Hong Kong diventerà cinese solo nel 2047, quando scadranno i 50 anni di libertà amministrativa concessi alla città che, nel 1997, è stata “restituita” dal Regno Unito alla Repubblica popolare cinese senza consultare la volontà dei cittadini. A Hong Kong, pensano in molti, restano appena 35 anni di economia libera, di governo della legge e di libertà di stampa. Poi si passa al comunismo. Ma la libertà di stampa, forse, ha fatto il passo più lungo della gamba e paga già pegno all’enorme influenza cinese sulla penisola.

Quindici anni dopo il patto tra Regno Unito e Cina, celebrato la scorsa settimana con l’arrivo a Hong Kong del segretario generale del Partito comunista cinese Hu Jintao, la città già non sembra più una Regione amministrativa speciale. E la stampa lo dimostra. Nonostante la carta stampata sia diffusissima – esistono 642 periodici e 46 quotidiani per appena 7 milioni di cittadini – e la libertà di stampa garantita dalla Basic Law, l’87 per cento dei 663 giornalisti presenti in città assicurano di non sentirsi pienamente liberi.

Il metodo più diffuso per limitare la libertà di stampa a Hong Kong è infatti l’autocensura. Il 79,2 per cento dei giornalisti, la cui opinione è stata raccolta in un sondaggio ad aprile, ha detto che dal 2005 l’autocensura è aumentata. E ha portato a due casi clamorosi. Il primo risale alla vigilia delle elezioni del 2012, vinte da Leung Chun-ying, che tutti assicurano essere filo-cinese e appoggiato da Pechino. Tre giorni prima del voto Sing Pao, noto quotidiano locale, ha pubblicato un editoriale del famosissimo commentatore Johnny Lau, che diceva: «Tra i due candidati, prefersisco Leung Chun-ying». Peccato che Lau avesse in realtà scritto che entrambi i candidati erano inaffidabili.

Interrogato, il direttore della testata ha ammesso di aver modificato l’editoriale per renderlo coerente con il titolo in prima pagina, che appoggiava Leung. Poco tempo dopo, il consueto editoriale di Lau è del tutto scomparso dal giornale senza apparenti motivazioni, ma in seguito a un articolo del giornalista su un dissidente cinese. Difficile non vedere lo zampino del Dragone.

Il secondo caso, quello più eclatante e che ha fatto più scalpore sulla penisola, si è svolto nella redazione del quotidiano più famoso di tutta Hong Kong: il South China Morning Post, conosciutissimo anche all’estero, tra le fonti più autorevoli per quanto riguarda le notizie sulla Cina. Un mese fa il quotidiano ha accorciato un articolo facendolo diventare una breve di appena 100 parole. Niente di male, se non fosse che l’argomento era la morte misteriosa – suicidio per il Partito comunista cinese, omicidio per il resto del mondo – del dissidente e leader del movimento di Piazza Tiananmen Li Wangyang mentre era sotto la custodia della polizia comunista.
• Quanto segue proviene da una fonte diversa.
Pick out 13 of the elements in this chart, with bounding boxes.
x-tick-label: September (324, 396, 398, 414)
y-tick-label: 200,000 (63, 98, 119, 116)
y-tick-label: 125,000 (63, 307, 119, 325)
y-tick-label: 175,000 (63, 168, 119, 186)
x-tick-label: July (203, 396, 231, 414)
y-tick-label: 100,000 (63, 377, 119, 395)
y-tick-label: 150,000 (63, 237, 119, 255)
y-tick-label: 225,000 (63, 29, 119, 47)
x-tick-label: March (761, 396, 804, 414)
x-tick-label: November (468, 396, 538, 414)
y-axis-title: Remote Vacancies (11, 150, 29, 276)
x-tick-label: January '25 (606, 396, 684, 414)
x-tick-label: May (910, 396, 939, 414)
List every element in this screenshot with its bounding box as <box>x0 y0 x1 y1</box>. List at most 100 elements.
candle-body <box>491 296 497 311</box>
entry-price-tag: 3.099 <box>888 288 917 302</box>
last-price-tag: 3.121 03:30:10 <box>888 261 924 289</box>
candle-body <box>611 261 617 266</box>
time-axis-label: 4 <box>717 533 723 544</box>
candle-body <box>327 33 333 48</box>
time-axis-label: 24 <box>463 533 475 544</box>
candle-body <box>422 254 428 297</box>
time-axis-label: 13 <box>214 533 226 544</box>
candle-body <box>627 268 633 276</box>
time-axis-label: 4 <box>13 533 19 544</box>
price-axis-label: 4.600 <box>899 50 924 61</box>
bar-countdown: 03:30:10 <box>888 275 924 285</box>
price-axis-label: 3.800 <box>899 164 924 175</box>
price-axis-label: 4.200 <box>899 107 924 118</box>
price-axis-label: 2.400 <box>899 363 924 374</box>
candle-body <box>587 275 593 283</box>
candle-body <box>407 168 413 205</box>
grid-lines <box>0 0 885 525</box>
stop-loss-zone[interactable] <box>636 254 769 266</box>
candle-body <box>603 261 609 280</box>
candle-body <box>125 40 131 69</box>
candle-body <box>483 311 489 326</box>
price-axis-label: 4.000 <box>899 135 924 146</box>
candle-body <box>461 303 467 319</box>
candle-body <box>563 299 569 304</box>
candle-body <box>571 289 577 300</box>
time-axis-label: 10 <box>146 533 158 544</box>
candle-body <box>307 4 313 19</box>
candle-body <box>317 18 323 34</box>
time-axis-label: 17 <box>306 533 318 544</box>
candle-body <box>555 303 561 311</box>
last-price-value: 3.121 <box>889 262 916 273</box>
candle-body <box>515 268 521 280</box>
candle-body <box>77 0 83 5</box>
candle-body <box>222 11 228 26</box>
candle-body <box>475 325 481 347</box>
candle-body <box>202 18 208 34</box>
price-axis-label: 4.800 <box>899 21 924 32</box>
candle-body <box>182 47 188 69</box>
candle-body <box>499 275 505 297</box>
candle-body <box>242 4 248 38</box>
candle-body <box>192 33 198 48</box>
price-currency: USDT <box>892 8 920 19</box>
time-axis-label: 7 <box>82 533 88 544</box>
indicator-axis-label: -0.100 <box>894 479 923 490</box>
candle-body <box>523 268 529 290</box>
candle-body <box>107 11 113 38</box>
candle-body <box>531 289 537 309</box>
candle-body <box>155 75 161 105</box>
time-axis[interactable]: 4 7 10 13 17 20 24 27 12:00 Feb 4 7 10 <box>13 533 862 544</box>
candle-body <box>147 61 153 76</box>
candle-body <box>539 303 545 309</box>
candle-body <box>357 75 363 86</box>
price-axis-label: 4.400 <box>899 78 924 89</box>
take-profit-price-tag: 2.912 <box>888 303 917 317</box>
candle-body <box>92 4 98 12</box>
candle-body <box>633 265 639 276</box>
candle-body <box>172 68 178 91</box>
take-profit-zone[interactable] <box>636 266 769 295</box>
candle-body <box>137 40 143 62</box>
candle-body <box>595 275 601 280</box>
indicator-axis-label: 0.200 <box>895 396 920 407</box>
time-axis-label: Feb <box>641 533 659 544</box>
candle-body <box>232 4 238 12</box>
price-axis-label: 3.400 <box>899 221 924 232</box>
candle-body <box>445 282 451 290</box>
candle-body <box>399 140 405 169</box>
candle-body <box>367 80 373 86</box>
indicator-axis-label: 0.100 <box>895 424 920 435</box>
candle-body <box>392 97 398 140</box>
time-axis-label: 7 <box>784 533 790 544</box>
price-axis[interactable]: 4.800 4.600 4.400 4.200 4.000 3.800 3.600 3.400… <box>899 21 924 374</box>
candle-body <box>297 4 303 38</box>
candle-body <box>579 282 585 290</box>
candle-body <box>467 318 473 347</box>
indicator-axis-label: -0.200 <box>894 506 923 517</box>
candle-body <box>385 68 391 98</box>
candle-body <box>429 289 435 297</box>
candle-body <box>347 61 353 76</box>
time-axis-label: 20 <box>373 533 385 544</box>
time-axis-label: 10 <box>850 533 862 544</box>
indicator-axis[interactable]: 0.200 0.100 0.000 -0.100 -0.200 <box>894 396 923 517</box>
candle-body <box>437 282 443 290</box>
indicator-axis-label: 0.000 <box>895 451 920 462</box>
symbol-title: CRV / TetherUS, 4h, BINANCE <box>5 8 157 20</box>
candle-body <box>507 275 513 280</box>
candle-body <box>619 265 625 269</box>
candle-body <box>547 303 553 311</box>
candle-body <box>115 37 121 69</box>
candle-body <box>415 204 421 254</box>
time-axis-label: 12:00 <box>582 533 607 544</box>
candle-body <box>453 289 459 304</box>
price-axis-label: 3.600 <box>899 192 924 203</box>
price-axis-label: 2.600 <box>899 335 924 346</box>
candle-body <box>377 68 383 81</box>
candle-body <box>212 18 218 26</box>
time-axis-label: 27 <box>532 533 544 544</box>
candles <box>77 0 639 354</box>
Alla domanda sul perché un giornale che si è sempre distinto per informare sui dissidenti e le magagne della Cina avesse improvvisamente snobbato una notizia tanto importante, che ha fatto scalpore in tutto il mondo, il nuovo direttore del quotidiano Wang Xiangwei ha risposto: «Perché sì». Incalzato da tutta la redazione il direttore, che è anche membro della Conferenza consultiva del popolo cinese della città di Jilin, ha aggiunto: «Perché ho deciso così, non volevo dare subito spazio a una notizia che continuava ad arricchirsi di nuovi particolari e dettagli». Non pochi hanno mostrato perplessità davanti a questa motivazione. Il Scmp si è deciso a parlare di Li Wangyang solo dopo che 25 mila persone si sono recate in piazza per protestare contro la sua uccisione. Anche se mancano ancora 35 anni al ritorno di Hong Kong sotto Pechino, la Cina non è mai stata così vicina.